There are ways to calculate the value of a resale, but the method varies according to sector and is by no means exact.
David cautions: “Always get an accountant to look at the accounts of the business that is for sale and to ensure there is no hidden expenditure or unwelcome surprises.”
“Compare the cost of the resale with the cost of a virgin territory from the same franchise.
“If the resale is loss making, the cost should be about the same or less than the cost of a virgin territory.”
Kimberley Riley-Shipperbottom had been a student, then an assistant, then a teacher at the Stagecoach Performing Arts School in Bolton - and now she owns it.
“In 2014, Ruth, Stagecoach Bolton’s former principal, told me that she was planning on retiring and asked if I’d be interested in taking over,” Kimberley says. “I knew I could continue the successful business Ruth had created and the Stagecoach head office team saw I was the woman for the job.”
The Bolton franchise had been going for 25 years, so Kimberley had to raise £100,000.

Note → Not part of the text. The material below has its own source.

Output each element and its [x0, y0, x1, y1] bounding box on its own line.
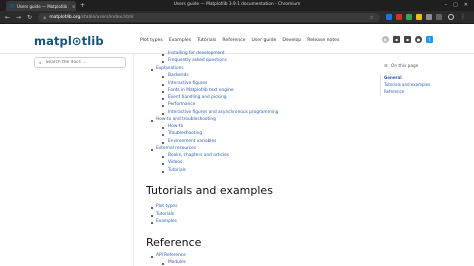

“I had inherited some money from my mum and my dad agreed to invest, but I was £60,000 short,” she says. “Then a family friend, an investment banker, suggested that he should lend it, so we put legal loan agreements in place.”
Kimberley had no business experience, but says: “I had help from Stagecoach head office and an accountant that they recommended. I follow the franchisor’s systems to the letter and it’s paying off. I have discovered skills I never knew I had.”
Richard Bradshaw, who bought the Driver Hire franchise in Guildford in 2014, says: “The existing franchisee was selling for personal reasons that meant he couldn’t work on it as he would have wanted.
“I paid £75,000 because it was not performing well, but that was clearly not because of the franchise itself.
“Buying a Driver Hire greenfield site costs about £33,000. Paying just over double that for a ready-made business, with existing customers and staff and where the drivers were already hired, was a no brainer, especially as I had no recruitment experience. I was buying someone else’s work in setting it up.
“I saw that Driver Hire was supporting the outgoing franchisee and the existing customers, staff and drivers were being looked after, so I stood a good chance of inheriting them.”
Richard had previous business experience and had been in franchising in the hotel sector in the USA, so was confident he could grow the Guildford territory. When he took it over, turnover was £300,000, but the forecast for 2018-19 is £1.3 million.
Richard advises: “A resale can be a great investment, but don’t just look at the money. Go for one with quality relationships. Check that the franchise is supportive throughout the transition period and discuss with the franchisor exactly what you’re getting.”